As spotted by Vice, the US Department of Homeland Security issued a $700,000 grant to researchers of terrorism and security to investigate video games being used to radicalize players. Among the recipients is mental health advocacy group Take This.
Founded in 2013, Take This is a non-profit organization that works to decrease the stigma of mental health in both the industry and game enthusiast community. A few days ago, they unveiled their interest in researching online extremism at the Game UX Summit.
"Over the past decade, video games have increasingly become focal points of social activity and identity creation for adolescents and young adults," reads the grant on the DHS website. "Correspondingly, extremists have used video games and targeted video game communities for activities ranging from propaganda creation to terrorist mobilization and training."
A spokesperson for Take This explained to Game Developer that the grant will supports the organization's core mission. "Rising occurrences of hate, harassment, and extremist radicalization within these spaces have personal and societal repercussions on safety and well being, including mental health," said research director Dr. Rachel Kowert. "The grant will be funding research into better exploring the scope and breath of this issue and developing industry-specific solutions to mitigating them."
Fellow grant recipients include Middlebury Institute's Center on Terrorism, Extremism, and Counterterrorism (CTEC), Logically, an online company attempting to stop toxic online behavior.
In order to understand extremism in games, the three groups will develop resources to monitor and evaluate extremist activities. Additionally, the three will establish "training workshops for the monitoring, detection, and prevention of extremist exploitation in gaming spaces."
Talking to Ars Technica, CTEC's deputy director Alex Newhouse said research would begin with online games that "essentially act like social platforms," such as Roblox or Destiny. "It is very, very clear in our conversations with the video game industry that they are not fully cognizant of the budding problem that they have on their hands," he said.

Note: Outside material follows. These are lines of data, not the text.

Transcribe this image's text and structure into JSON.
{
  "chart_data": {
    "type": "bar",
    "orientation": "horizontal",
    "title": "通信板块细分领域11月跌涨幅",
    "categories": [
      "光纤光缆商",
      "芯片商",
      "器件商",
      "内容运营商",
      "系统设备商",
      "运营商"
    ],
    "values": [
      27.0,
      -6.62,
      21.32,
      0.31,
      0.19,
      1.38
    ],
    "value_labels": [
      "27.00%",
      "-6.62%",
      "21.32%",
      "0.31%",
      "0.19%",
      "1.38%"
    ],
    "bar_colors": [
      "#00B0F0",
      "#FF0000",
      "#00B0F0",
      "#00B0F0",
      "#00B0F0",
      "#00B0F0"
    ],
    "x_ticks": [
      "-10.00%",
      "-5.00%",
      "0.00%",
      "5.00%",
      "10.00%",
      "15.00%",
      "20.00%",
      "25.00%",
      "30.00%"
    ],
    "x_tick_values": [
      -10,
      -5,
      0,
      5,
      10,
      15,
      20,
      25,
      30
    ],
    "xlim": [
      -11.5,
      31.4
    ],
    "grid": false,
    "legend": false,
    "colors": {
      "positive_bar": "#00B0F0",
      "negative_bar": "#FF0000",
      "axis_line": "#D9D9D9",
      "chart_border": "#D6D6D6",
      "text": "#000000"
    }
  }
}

The lack of awareness and research about extremism in games communities is what drew Kowert. As she explained to Vice, she shifted focus to extremism once she realized it "was an area that was very under-researched (and by under researched, I mean there was literally none)."

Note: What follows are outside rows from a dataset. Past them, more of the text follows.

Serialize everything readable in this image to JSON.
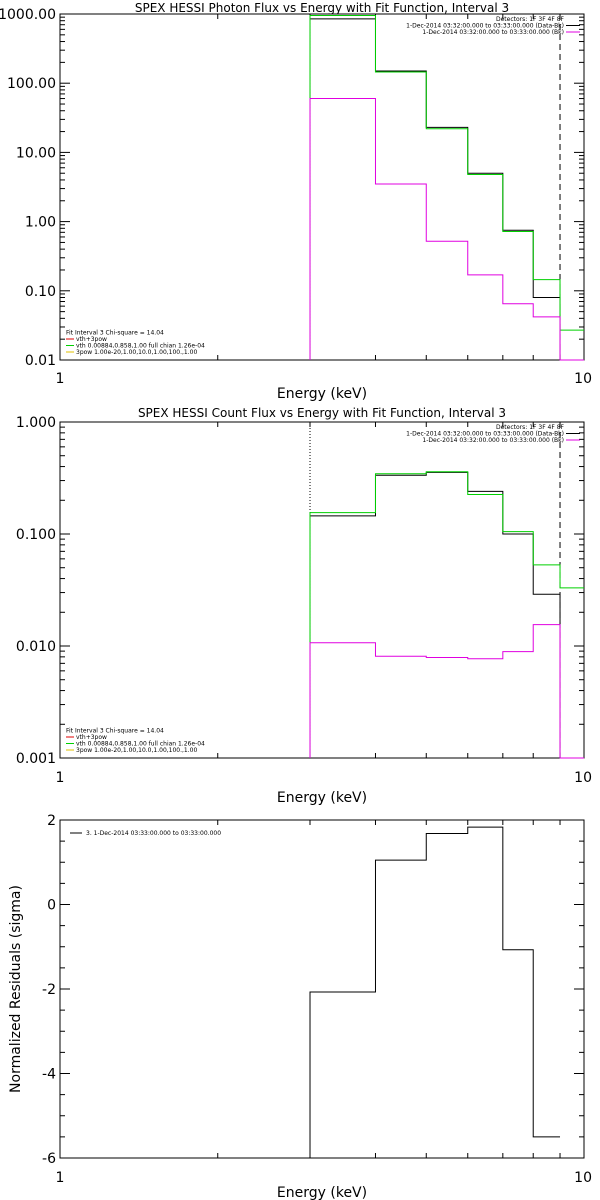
{
  "chart_data": [
    {
      "type": "line",
      "title": "SPEX HESSI Photon Flux vs Energy with Fit Function, Interval 3",
      "xlabel": "Energy (keV)",
      "ylabel": "",
      "xscale": "log",
      "yscale": "log",
      "xlim": [
        1,
        10
      ],
      "ylim": [
        0.01,
        1000
      ],
      "x_ticks": [
        1,
        10
      ],
      "x_tick_labels": [
        "1",
        "10"
      ],
      "y_ticks": [
        0.01,
        0.1,
        1,
        10,
        100,
        1000
      ],
      "y_tick_labels": [
        "0.01",
        "0.10",
        "1.00",
        "10.00",
        "100.00",
        "1000.00"
      ],
      "grid": false,
      "vlines": [
        {
          "x": 3.0,
          "style": "dotted",
          "color": "#000000"
        },
        {
          "x": 9.0,
          "style": "dashed",
          "color": "#000000"
        }
      ],
      "legend_top_right": [
        {
          "text": "Detectors: 1F 3F 4F 8F",
          "color": ""
        },
        {
          "text": "1-Dec-2014 03:32:00.000 to 03:33:00.000 (Data-Bk)",
          "color": "#000000"
        },
        {
          "text": "1-Dec-2014 03:32:00.000 to 03:33:00.000 (Bk)",
          "color": "#e000e0"
        }
      ],
      "legend_bottom_left": [
        {
          "text": "Fit Interval 3   Chi-square = 14.04",
          "color": ""
        },
        {
          "text": "vth+3pow",
          "color": "#e00000"
        },
        {
          "text": "vth 0.00884,0.858,1.00  full chian 1.26e-04",
          "color": "#00d000"
        },
        {
          "text": "3pow 1.00e-20,1.00,10.0,1.00,100.,1.00",
          "color": "#e0c000"
        }
      ],
      "series": [
        {
          "color": "#000000",
          "edges": [
            3,
            4,
            5,
            6,
            7,
            8,
            9,
            10
          ],
          "values": [
            850,
            150,
            23,
            5,
            0.75,
            0.08,
            0
          ]
        },
        {
          "color": "#00d000",
          "edges": [
            3,
            4,
            5,
            6,
            7,
            8,
            9,
            10
          ],
          "values": [
            950,
            145,
            22,
            4.8,
            0.72,
            0.145,
            0.027
          ]
        },
        {
          "color": "#e000e0",
          "edges": [
            3,
            4,
            5,
            6,
            7,
            8,
            9,
            10
          ],
          "values": [
            60,
            3.5,
            0.52,
            0.17,
            0.065,
            0.042,
            0
          ]
        }
      ]
    },
    {
      "type": "line",
      "title": "SPEX HESSI Count Flux vs Energy with Fit Function, Interval 3",
      "xlabel": "Energy (keV)",
      "ylabel": "",
      "xscale": "log",
      "yscale": "log",
      "xlim": [
        1,
        10
      ],
      "ylim": [
        0.001,
        1
      ],
      "x_ticks": [
        1,
        10
      ],
      "x_tick_labels": [
        "1",
        "10"
      ],
      "y_ticks": [
        0.001,
        0.01,
        0.1,
        1
      ],
      "y_tick_labels": [
        "0.001",
        "0.010",
        "0.100",
        "1.000"
      ],
      "grid": false,
      "vlines": [
        {
          "x": 3.0,
          "style": "dotted",
          "color": "#000000"
        },
        {
          "x": 9.0,
          "style": "dashed",
          "color": "#000000"
        }
      ],
      "legend_top_right": [
        {
          "text": "Detectors: 1F 3F 4F 8F",
          "color": ""
        },
        {
          "text": "1-Dec-2014 03:32:00.000 to 03:33:00.000 (Data-Bk)",
          "color": "#000000"
        },
        {
          "text": "1-Dec-2014 03:32:00.000 to 03:33:00.000 (Bk)",
          "color": "#e000e0"
        }
      ],
      "legend_bottom_left": [
        {
          "text": "Fit Interval 3   Chi-square = 14.04",
          "color": ""
        },
        {
          "text": "vth+3pow",
          "color": "#e00000"
        },
        {
          "text": "vth 0.00884,0.858,1.00  full chian 1.26e-04",
          "color": "#00d000"
        },
        {
          "text": "3pow 1.00e-20,1.00,10.0,1.00,100.,1.00",
          "color": "#e0c000"
        }
      ],
      "series": [
        {
          "color": "#000000",
          "edges": [
            3,
            4,
            5,
            6,
            7,
            8,
            9,
            10
          ],
          "values": [
            0.145,
            0.335,
            0.355,
            0.24,
            0.1,
            0.029,
            0
          ]
        },
        {
          "color": "#00d000",
          "edges": [
            3,
            4,
            5,
            6,
            7,
            8,
            9,
            10
          ],
          "values": [
            0.155,
            0.345,
            0.36,
            0.225,
            0.105,
            0.053,
            0.033
          ]
        },
        {
          "color": "#e000e0",
          "edges": [
            3,
            4,
            5,
            6,
            7,
            8,
            9,
            10
          ],
          "values": [
            0.0107,
            0.0081,
            0.0079,
            0.0077,
            0.0089,
            0.0155,
            0
          ]
        }
      ]
    },
    {
      "type": "line",
      "title": "",
      "xlabel": "Energy (keV)",
      "ylabel": "Normalized Residuals (sigma)",
      "xscale": "log",
      "yscale": "linear",
      "xlim": [
        1,
        10
      ],
      "ylim": [
        -6,
        2
      ],
      "x_ticks": [
        1,
        10
      ],
      "x_tick_labels": [
        "1",
        "10"
      ],
      "y_ticks": [
        -6,
        -4,
        -2,
        0,
        2
      ],
      "y_tick_labels": [
        "-6",
        "-4",
        "-2",
        "0",
        "2"
      ],
      "grid": false,
      "vlines": [],
      "legend_top_left": [
        {
          "text": "3. 1-Dec-2014 03:33:00.000 to 03:33:00.000",
          "color": "#000000"
        }
      ],
      "series": [
        {
          "color": "#000000",
          "edges": [
            3,
            4,
            5,
            6,
            7,
            8,
            9
          ],
          "values": [
            -2.07,
            1.05,
            1.68,
            1.83,
            -1.07,
            -5.5
          ]
        }
      ]
    }
  ]
}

Games have always had an extremist problem
White nationalists have been in the games space for years, and both they and other extremist groups have thrived online as a result. In a 2020 report, DHS deemed white supremacists as the "most persistent and lethal threat" in the United States.

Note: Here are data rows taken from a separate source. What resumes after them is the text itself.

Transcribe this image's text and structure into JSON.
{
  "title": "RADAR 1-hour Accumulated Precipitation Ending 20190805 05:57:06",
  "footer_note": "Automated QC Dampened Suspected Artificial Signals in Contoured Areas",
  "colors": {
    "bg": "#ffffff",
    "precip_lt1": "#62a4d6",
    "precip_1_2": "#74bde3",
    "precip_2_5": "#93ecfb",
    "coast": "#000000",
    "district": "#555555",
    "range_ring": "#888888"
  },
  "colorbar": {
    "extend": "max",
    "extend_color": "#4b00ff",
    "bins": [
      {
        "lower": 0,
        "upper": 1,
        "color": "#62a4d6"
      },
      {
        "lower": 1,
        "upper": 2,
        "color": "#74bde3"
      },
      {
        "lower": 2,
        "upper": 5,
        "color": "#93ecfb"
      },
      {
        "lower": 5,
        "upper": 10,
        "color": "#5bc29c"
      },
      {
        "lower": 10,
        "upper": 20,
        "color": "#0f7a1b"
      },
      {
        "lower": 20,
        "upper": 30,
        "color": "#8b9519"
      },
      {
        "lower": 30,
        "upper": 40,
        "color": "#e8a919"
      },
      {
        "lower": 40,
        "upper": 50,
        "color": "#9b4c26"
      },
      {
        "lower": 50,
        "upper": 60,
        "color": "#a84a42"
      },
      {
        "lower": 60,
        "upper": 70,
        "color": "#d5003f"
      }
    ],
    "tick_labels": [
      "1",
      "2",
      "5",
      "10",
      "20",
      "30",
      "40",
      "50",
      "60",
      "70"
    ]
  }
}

Attempting to eliminate white supremacist ideology from games will take more than $700,000 (and frankly, a substantial overhaul of the industry from top to bottom). But calling real attention to the problem is what the industry has needed for some time, and can lead to even more eyes on the subject.
Newhouse's hope is that his group's research will result in developers, who he said had to "be scared" into sharing player data for research purposes, taking better measures against extremism. Currently, the onus falls on players to report hateful speech, but that method is no longer completely viable, he argued.
“I want game developers, especially big ones like [Roblox Corp.] and Microsoft, to have dedicated counterextremism in-games teams. In these days, we need to push to be that sophisticated on the games industry side as well.”
Update 9/28: This story has been updated with comment from Dr. Rachel Kowert of Take This.